Though the business launched in 1995 with a simple plan that involved building coffee shops and expanding within the everyday constraints of margins and revenue, it was soon apparent that outside demand for a piece of that concept exceeded the anticipated supply.


“We had two stores and we started to get phone calls – a material number of phone calls – saying ‘Are you guys franchising? If so, I’d love to talk to you,’” says McFall, the company’s president.


“We were getting enough of these calls that we ended up settling on the idea that this would be a nice avenue, a nice method to grow.”


Biggby did that from the time it began franchising in 1999 through 2006, by which time its corporate footprint stretched well past its single-store beginnings in Lansing and East Lansing, Mich. Still, it took an outside observation to sharpen the approach to the one that’s far surpassed those early advances.


“We had some pretty intense meetings with Fred DeLuca (co-founder of Subway), it ended up being a year-long conversation, and he ended up advising us that we needed to choose one or the other,” McFall says. “We needed to have corporate-owned stores or franchises, because, in his estimation, we weren’t doing either one of them as well as we could have.”


The Biggby team digested the counsel and chose its path, selling all its owned stores and committing completely to the franchise concept – which, by late 2011, earned it recognition from CNBC as the fastest-growing coffee chain in the United States. It has since swelled to more 200 finished or planned locations in nine states and has doubled its number of total units every two years since 2000.


Corporate revenue in 2006 was $20 million. By the end of 2013, it was just shy of $70 million.


The cable network used data from Chicago-based Technomic Inc. and determined that the growth rate outpaced that of larger competitors Starbucks and Dunkin Donuts.


The short-term growth goal going forward, according to CEO Bob Fish, is 300 stores by 2015.


“There are two different camps within franchising,” McFall says, “whether it’s good to have corporate-owned stores or not. Right now, we’re very, very comfortable with the way we’re developing our company. We may very well get back into owning our own stores, but at that time we’d simply be a franchisee of our own business. We never intended to do it this way, but it’s worked very well.”


Though the vast majority of Biggby’s stores are in its home state or adjacent neighbors Indiana, Illinois and Wisconsin, the franchise model has enabled extension into much farther-flung areas like Texas, South Carolina, Kentucky and Florida. And while McFall insists world takeover is not on the agenda, confidence exists that simply adhering to the systems the company has in place for franchisees will allow the operation to succeed anywhere.

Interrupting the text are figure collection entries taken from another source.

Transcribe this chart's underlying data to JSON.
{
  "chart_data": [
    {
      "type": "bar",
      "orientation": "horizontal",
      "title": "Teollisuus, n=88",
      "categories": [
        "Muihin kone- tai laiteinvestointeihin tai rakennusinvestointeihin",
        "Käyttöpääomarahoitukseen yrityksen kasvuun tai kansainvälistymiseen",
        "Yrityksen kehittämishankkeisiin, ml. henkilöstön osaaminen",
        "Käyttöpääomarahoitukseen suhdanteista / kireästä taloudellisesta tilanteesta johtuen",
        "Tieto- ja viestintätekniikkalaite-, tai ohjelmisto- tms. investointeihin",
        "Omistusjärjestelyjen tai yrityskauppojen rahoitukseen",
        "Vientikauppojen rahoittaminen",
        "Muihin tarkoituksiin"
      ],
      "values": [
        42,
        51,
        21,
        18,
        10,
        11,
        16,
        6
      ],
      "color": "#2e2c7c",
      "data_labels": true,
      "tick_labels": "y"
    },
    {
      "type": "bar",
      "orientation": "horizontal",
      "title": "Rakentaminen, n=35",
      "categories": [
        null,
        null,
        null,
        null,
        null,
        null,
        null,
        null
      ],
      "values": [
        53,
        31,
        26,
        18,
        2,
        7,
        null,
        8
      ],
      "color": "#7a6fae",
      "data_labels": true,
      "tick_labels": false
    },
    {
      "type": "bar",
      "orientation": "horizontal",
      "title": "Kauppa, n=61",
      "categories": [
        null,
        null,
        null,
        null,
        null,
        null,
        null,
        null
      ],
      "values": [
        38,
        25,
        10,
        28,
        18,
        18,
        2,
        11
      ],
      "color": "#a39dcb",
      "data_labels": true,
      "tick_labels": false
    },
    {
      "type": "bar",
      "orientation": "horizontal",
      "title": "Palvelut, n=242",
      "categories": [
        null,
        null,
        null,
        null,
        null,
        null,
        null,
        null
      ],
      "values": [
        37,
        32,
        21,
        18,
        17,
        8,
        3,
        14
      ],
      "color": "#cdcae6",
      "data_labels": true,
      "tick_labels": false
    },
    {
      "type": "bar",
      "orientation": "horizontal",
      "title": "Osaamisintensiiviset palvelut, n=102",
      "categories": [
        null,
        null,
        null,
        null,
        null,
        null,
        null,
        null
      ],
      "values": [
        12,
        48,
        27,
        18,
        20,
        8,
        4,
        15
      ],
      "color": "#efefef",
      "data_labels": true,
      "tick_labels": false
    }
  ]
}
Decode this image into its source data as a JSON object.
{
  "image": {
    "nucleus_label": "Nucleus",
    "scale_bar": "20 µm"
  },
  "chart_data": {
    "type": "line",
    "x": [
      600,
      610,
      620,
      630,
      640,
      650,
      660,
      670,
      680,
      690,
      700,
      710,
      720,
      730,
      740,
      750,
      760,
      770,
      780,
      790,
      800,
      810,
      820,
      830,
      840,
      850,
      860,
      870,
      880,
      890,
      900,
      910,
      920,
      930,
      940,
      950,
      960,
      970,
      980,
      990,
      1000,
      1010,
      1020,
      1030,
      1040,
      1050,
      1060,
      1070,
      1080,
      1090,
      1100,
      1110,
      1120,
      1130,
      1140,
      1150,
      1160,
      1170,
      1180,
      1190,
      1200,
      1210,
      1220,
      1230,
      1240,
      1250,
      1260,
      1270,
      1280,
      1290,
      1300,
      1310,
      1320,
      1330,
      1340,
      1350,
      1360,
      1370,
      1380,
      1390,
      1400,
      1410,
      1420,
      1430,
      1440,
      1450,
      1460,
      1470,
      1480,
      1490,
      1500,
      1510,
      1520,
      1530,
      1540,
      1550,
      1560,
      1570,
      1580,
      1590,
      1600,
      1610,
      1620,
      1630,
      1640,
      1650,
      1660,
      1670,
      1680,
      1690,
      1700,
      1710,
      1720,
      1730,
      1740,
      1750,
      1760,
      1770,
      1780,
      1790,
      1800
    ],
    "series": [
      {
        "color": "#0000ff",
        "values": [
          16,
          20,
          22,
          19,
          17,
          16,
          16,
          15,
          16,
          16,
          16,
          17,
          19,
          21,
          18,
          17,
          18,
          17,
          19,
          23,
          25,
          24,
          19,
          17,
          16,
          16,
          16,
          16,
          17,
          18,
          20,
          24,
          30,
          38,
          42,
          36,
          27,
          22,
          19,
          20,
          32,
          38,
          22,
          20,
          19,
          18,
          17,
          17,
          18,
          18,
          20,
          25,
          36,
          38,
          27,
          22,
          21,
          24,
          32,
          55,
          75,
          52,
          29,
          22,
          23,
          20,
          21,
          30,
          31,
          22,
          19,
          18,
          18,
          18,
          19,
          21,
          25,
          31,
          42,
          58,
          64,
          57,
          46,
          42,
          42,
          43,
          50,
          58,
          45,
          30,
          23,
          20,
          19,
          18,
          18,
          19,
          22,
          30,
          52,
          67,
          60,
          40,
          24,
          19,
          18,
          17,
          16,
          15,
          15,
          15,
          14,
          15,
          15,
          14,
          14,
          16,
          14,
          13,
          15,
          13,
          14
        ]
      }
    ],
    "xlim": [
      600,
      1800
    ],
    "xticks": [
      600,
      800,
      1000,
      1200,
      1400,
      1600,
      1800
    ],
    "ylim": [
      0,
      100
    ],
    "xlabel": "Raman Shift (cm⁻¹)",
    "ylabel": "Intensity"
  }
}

“We want someone who has a passion for operating, who is enthusiastic and engaged,” he says. “It’s an engaged investment, a full-time occupation. And we believe we can take just about anybody and turn them into an effective operator.”


Prospective franchisees go through six weeks of classroom and on-site training with the corporate operations staff, all of which must be completed before a location is opened. Once a store is opened, the company provides access to an online Franchise Resource Center and follows through with in-store inspections, customer surveys and mystery shopper procedures that protect the brand.


All franchising inquiries thus far have come to Biggby’s from the outside in, though the company does hold twice-monthly “Discovery Days” at its headquarters to introduce the concept to interested parties. No prototype exists for the ideal franchisee, McFall says, and no previous restaurant experience is required for prospective owners, so long as they meet baseline financial requirements that include $70,000 in equity available equity and $150,000 in net worth.


In the big picture, coffee shops make up the fastest-growing segment of the restaurant business, according to the 2012 Coffee Statistics Report, and specialty coffee shops account for one-third of a $40 billion coffee industry in the U.S., where 400 million cups are consumed daily and 146 billion annually.


“We focus on being the best coffee shop in any given market that we’re in. That’s our priority. Whether it’s Starbucks or 7-Eleven or McDonalds, we’re competing with any place a person would stop for a coffee on the way to work.” he says. “We don’t have a massive national rollout strategy or anything like that. We are simply executing here in our own backyard and doing some business in a few other places.


“If we do a good job with that then we believe we’ll be able to expand more aggressively.”






WHO: Biggby Coffee


WHAT: Specialty coffee chain founded in 1995 that offers beverages, meals and snacks in each location, and is available to cater meetings, office parties or family events.


WHERE: Founded in East Lansing, Mich., now has 200 actual or planned stores in nine states and expects to reach 300 by the end of 2015.